We talked a little longer about inconsequential things and then it was time to say goodbye.
‘Don’t forget about Charlie at the Palladium,’ was Peter’s parting shot.
‘I won’t. Good night, Professor Peter, and God bless.’
Well, I pondered, as I stripped ready to climb under the covers, there’s one little soul going to bed happy tonight. I doubted if Raymond Carter would sleep as soundly.
FOURTEEN
* * *
I had been down to Brighton several times before the war and had fond memories of the town. I remembered it as being imbued with a constant carefree holiday atmosphere: the bold garishness of the shops catering for the seaside trade with the brightly coloured beach balls and buckets and spades in containers spilling out on to the pavement, the flashing coloured lights and raucous hurdy-gurdy noise of its fun fair contrasting with the soothing and hypnotic rise and fall of the tide on its crunchy shingle beach, the elegance of the famous pavilion and what seemed, in retrospect, constant warm sunshine. For a young lad it was a magical place where worries were sloughed off and replaced with swimming trunks and a kiss-me-quick hat, ice cream and saucy postcards. In those days everyone in Brighton seemed to have a smile on their face.
Not so in the November of 1943.
As I made my way from the station to the sea front, a pale winter sun struggled through grey clouds as though attempting to bring a lightness to the dull streets, trying to capture its old glamour, but these scant rays could not eradicate the effect that the war had wreaked on the old seaside town. The boarded-up shops, the bomb-damaged buildings, the tense, hunched posture and grim faces of the folk who passed me by in sullen silence told all too vividly of the demoralizing effects that the war had brought the people and the place.
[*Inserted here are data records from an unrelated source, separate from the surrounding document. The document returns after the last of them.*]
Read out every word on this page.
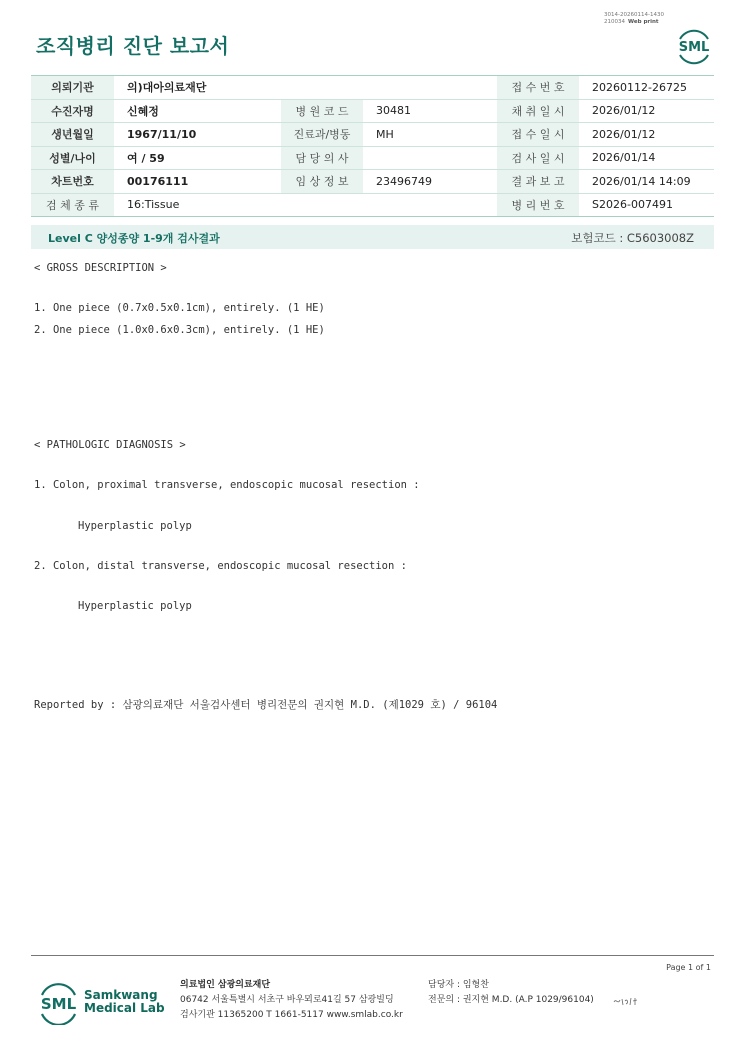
3014-20260114-1430
210034 Web print
조직병리 진단 보고서	SML
의뢰기관	의)대아의료재단			접 수 번 호	20260112-26725
수진자명	신혜정	병 원 코 드	30481	채 취 일 시	2026/01/12
생년월일	1967/11/10	진료과/병동	MH	접 수 일 시	2026/01/12
성별/나이	여 / 59	담 당 의 사		검 사 일 시	2026/01/14
차트번호	00176111	임 상 정 보	23496749	결 과 보 고	2026/01/14 14:09
검 체 종 류	16:Tissue			병 리 번 호	S2026-007491
Level C 양성종양 1-9개 검사결과	보험코드 : C5603008Z
< GROSS DESCRIPTION >
1. One piece (0.7x0.5x0.1cm), entirely. (1 HE)
2. One piece (1.0x0.6x0.3cm), entirely. (1 HE)
< PATHOLOGIC DIAGNOSIS >
1. Colon, proximal transverse, endoscopic mucosal resection :
Hyperplastic polyp
2. Colon, distal transverse, endoscopic mucosal resection :
Hyperplastic polyp
Reported by : 삼광의료재단 서울검사센터 병리전문의 권지현 M.D. (제1029 호) / 96104
Page 1 of 1
SML Samkwang
Medical Lab
의료법인 삼광의료재단
06742 서울특별시 서초구 바우뫼로41길 57 삼광빌딩
검사기관 11365200 T 1661-5117 www.smlab.co.kr
담당자 : 임형찬
전문의 : 권지현 M.D. (A.P 1029/96104)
Along the promenade where once the ranks of gaily coloured deckchairs had flapped in the warm breeze there were now rolls of rusting barbed wire barriers strung out in stark regimented fashion and bleak signs warning people off the beach. Above me wheeled the shrieking seagulls, the only signs of the old normality. The grim face that Brighton now wore was the new normality – thanks to Adolf Hitler.